Rabu, 16 Juli 2025
Term of Use Media Guidelines

"Tumbuh dari Bawah": Membaca Ulang Polemik HMI-PMII

Jangan lagi bertanya "dari mana asalmu?" tapi "mau ke mana kita bersama?" Masa depan umat terlalu berat untuk dipikul sendirian, tapi akan ringan ketika kita pikul bersama-sama. Organisasi besar bukan yang paling keras meneriakkan identitasnya, tapi yang paling ikhlas mengabdi untuk umat.

By
in Social Podium on
"Tumbuh dari Bawah": Membaca Ulang Polemik HMI-PMII
Menteri Koordinator (Menko) Pemberdayaan Masyarakat Muhaimin Iskandar (Cak Imin) memberikan sambutan dalam pengukuhan Pengurus Besar (PB) Ikatan Keluarga Alumni (IKA) Persatuan Mahasiswa Islam Indonesia (PMII) periode 2025-2030 pada Minggu (13/7/2025). (Sumber: PB IKA PMII Official)

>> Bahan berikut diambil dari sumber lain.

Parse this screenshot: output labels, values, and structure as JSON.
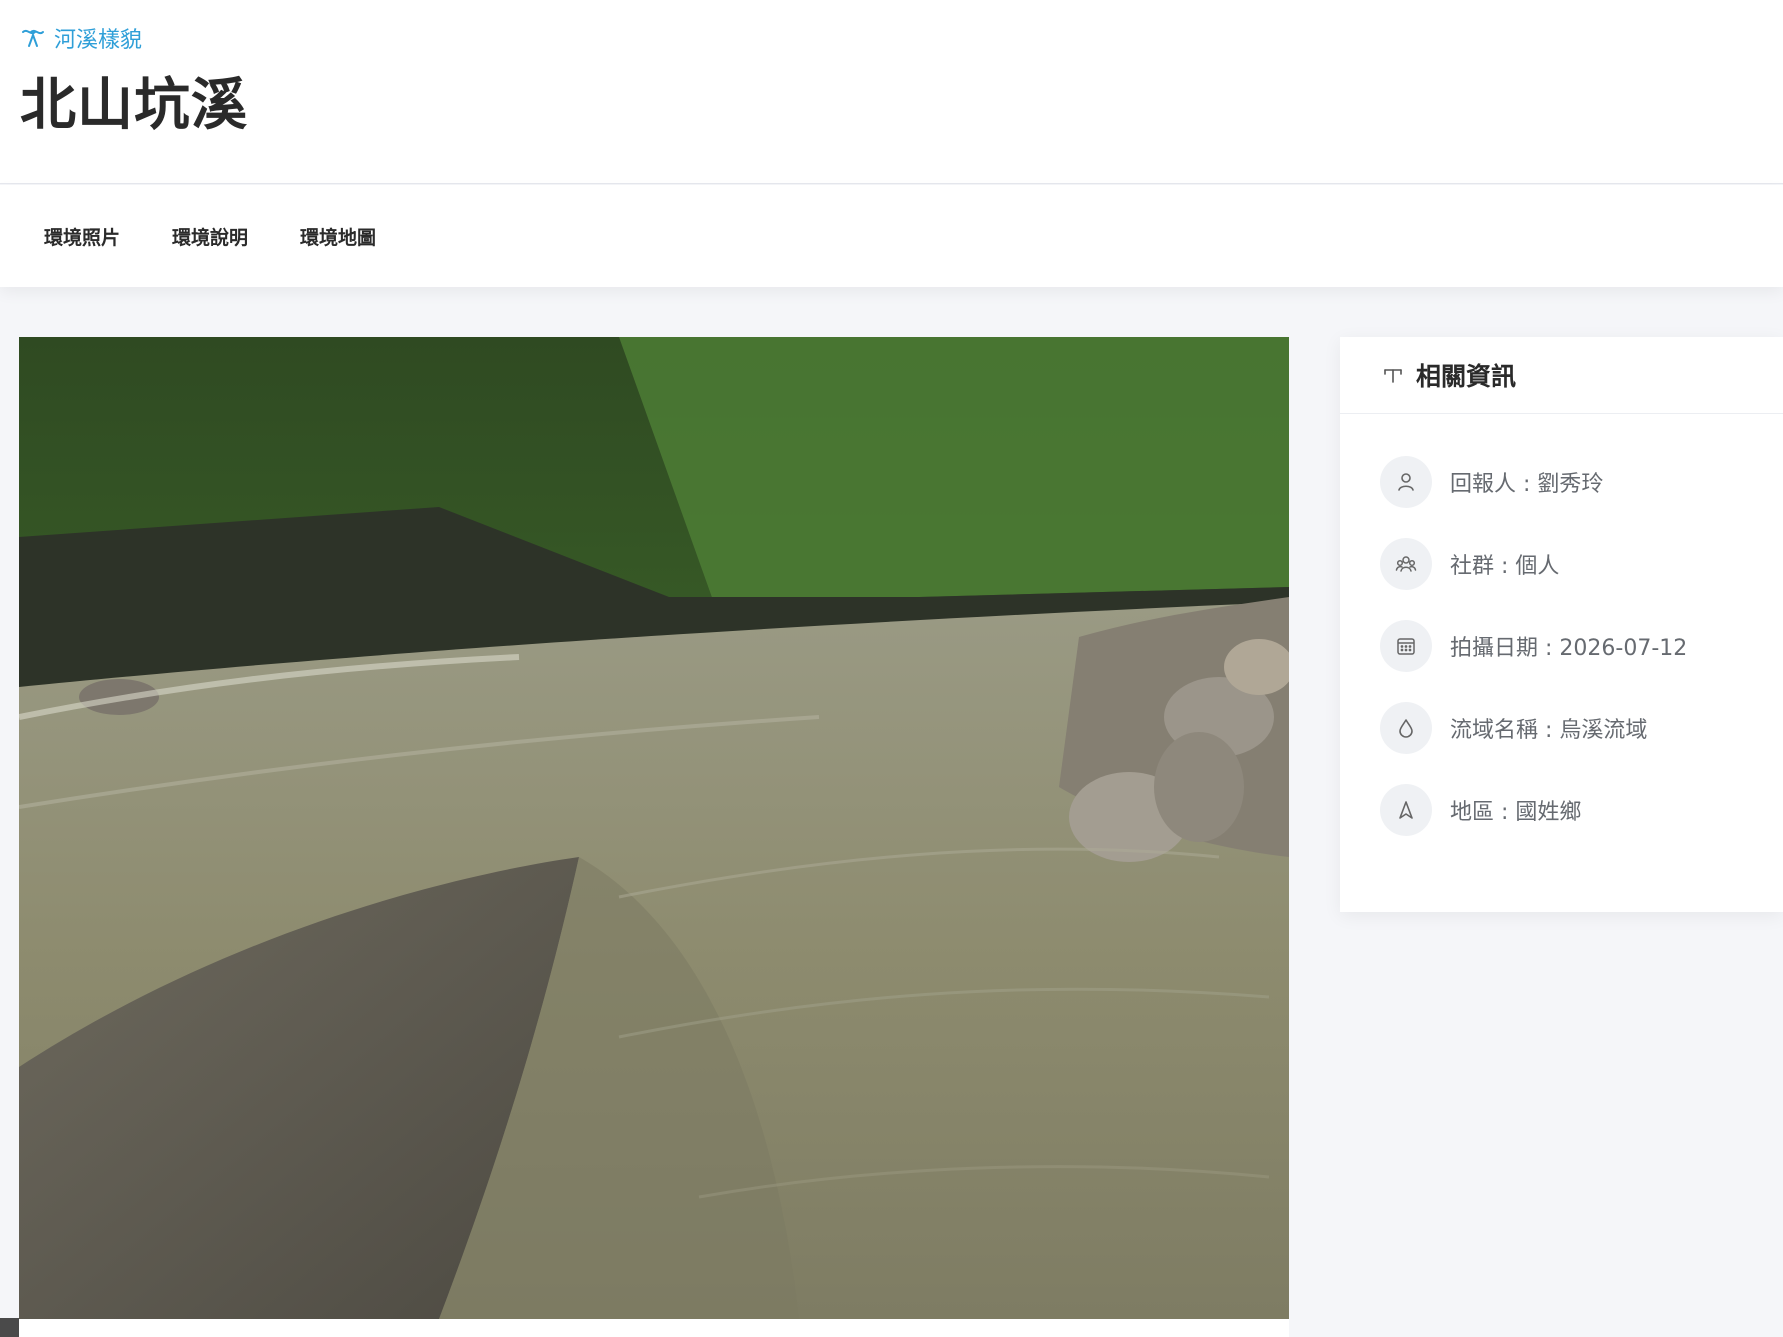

Oleh Fahrus Zaman Fadhly, Dosen Universitas Kuningan (UNIKU), pegiat linguistik yang kini aktif sebagai pengurus harian Majelis Nasional Korps Alumni Himpunan Mahasiswa Islam (KAHMI).

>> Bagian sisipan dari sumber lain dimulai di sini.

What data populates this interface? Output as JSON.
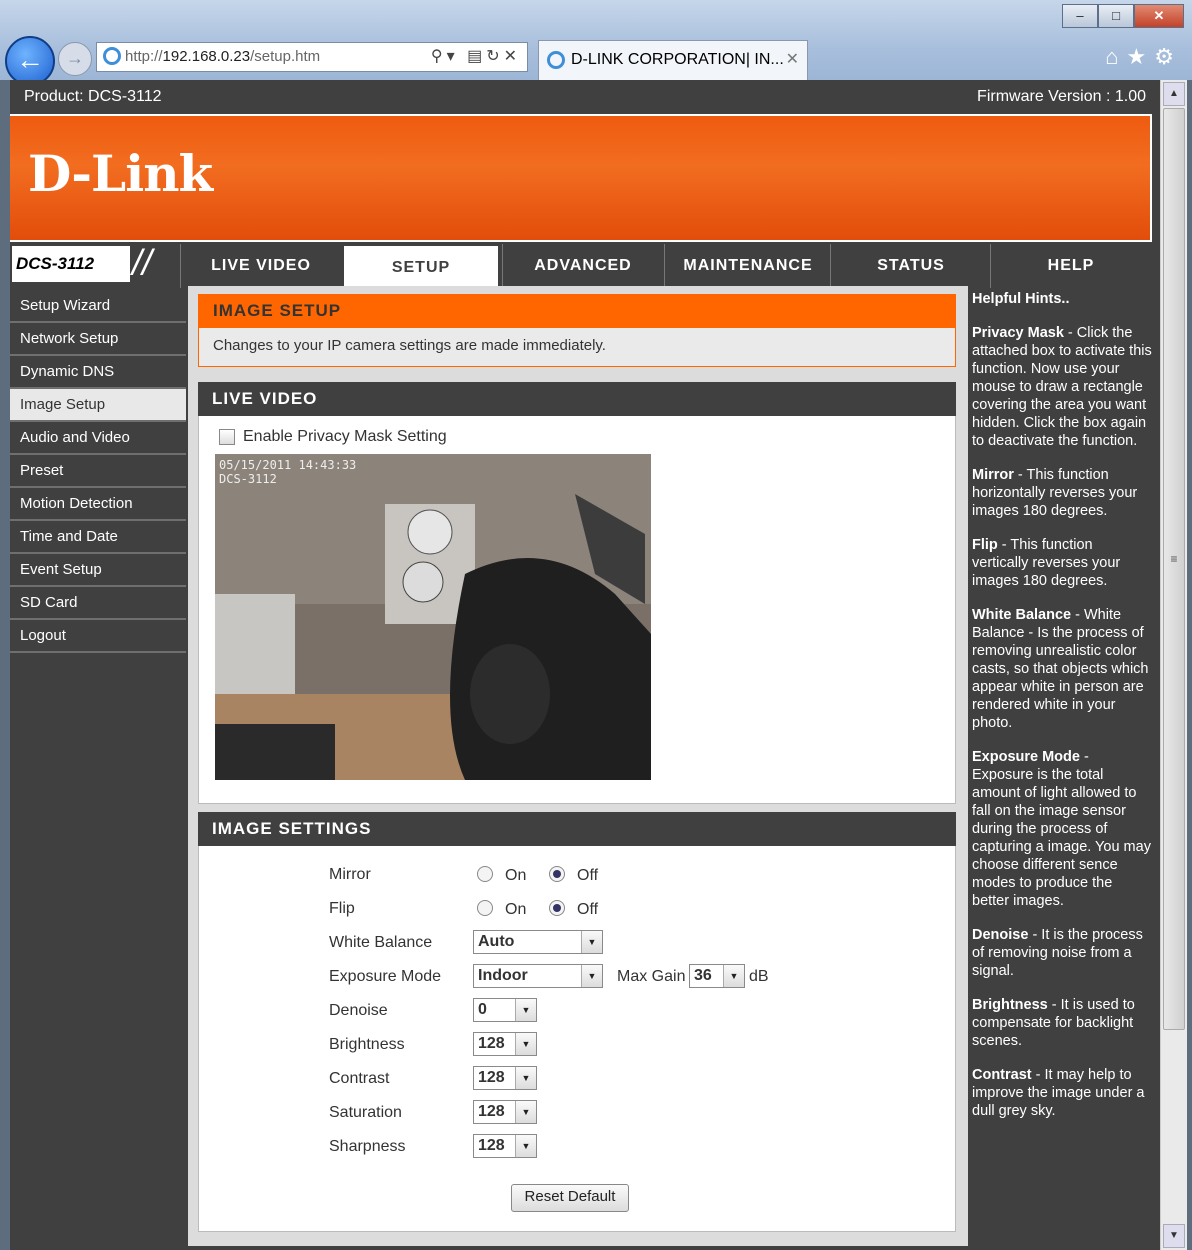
{
  "browser": {
    "window_buttons": [
      "–",
      "□",
      "✕"
    ],
    "url_host": "http://",
    "url_ip": "192.168.0.23",
    "url_path": "/setup.htm",
    "tab_title": "D-LINK CORPORATION| IN...",
    "tab_close": "✕"
  },
  "header": {
    "product": "Product: DCS-3112",
    "firmware": "Firmware Version : 1.00",
    "logo": "D-Link"
  },
  "model": "DCS-3112",
  "tabs": [
    "LIVE VIDEO",
    "SETUP",
    "ADVANCED",
    "MAINTENANCE",
    "STATUS",
    "HELP"
  ],
  "sidebar": [
    "Setup Wizard",
    "Network Setup",
    "Dynamic DNS",
    "Image Setup",
    "Audio and Video",
    "Preset",
    "Motion Detection",
    "Time and Date",
    "Event Setup",
    "SD Card",
    "Logout"
  ],
  "image_setup": {
    "title": "IMAGE SETUP",
    "desc": "Changes to your IP camera settings are made immediately."
  },
  "live_video": {
    "title": "LIVE VIDEO",
    "privacy_label": "Enable Privacy Mask Setting",
    "osd_line1": "05/15/2011 14:43:33",
    "osd_line2": "DCS-3112"
  },
  "image_settings": {
    "title": "IMAGE SETTINGS",
    "mirror_label": "Mirror",
    "flip_label": "Flip",
    "on": "On",
    "off": "Off",
    "white_balance_label": "White Balance",
    "white_balance": "Auto",
    "exposure_label": "Exposure Mode",
    "exposure": "Indoor",
    "max_gain_label": "Max Gain",
    "max_gain": "36",
    "db": "dB",
    "denoise_label": "Denoise",
    "denoise": "0",
    "brightness_label": "Brightness",
    "brightness": "128",
    "contrast_label": "Contrast",
    "contrast": "128",
    "saturation_label": "Saturation",
    "saturation": "128",
    "sharpness_label": "Sharpness",
    "sharpness": "128",
    "reset_button": "Reset Default"
  },
  "hints": {
    "title": "Helpful Hints..",
    "items": [
      {
        "term": "Privacy Mask",
        "text": " - Click the attached box to activate this function. Now use your mouse to draw a rectangle covering the area you want hidden. Click the box again to deactivate the function."
      },
      {
        "term": "Mirror",
        "text": " - This function horizontally reverses your images 180 degrees."
      },
      {
        "term": "Flip",
        "text": " - This function vertically reverses your images 180 degrees."
      },
      {
        "term": "White Balance",
        "text": " - White Balance - Is the process of removing unrealistic color casts, so that objects which appear white in person are rendered white in your photo."
      },
      {
        "term": "Exposure Mode",
        "text": " - Exposure is the total amount of light allowed to fall on the image sensor during the process of capturing a image. You may choose different sence modes to produce the better images."
      },
      {
        "term": "Denoise",
        "text": " - It is the process of removing noise from a signal."
      },
      {
        "term": "Brightness",
        "text": " - It is used to compensate for backlight scenes."
      },
      {
        "term": "Contrast",
        "text": " - It may help to improve the image under a dull grey sky."
      }
    ]
  },
  "colors": {
    "brand_orange": "#ff6600",
    "dark_gray": "#404040"
  }
}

Pernyataan Cak Imin (Muhaimin Iskandar) itu menggema seperti dentang gong di tengah gelapnya malam: "Kalau ada yang tak tumbuh dari bawah pasti bukan PMII [Persatuan Mahasiswa Islam Indonesia], itu HMI [Himpunan Mahasiswa Islam]."

Sederhana dalam susunan kata, namun kompleks dalam lapisan makna.

Sebagai seorang pengamat bahasa dan gerakan sosial, saya melihat ini bukan sekadar klaim identitas, melainkan sebuah pertunjukan teater linguistik yang memanggil kita untuk duduk bersama, membaca dengan kepala dingin, dan merajut kembali benang-benang persaudaraan yang mungkin mulai kendur.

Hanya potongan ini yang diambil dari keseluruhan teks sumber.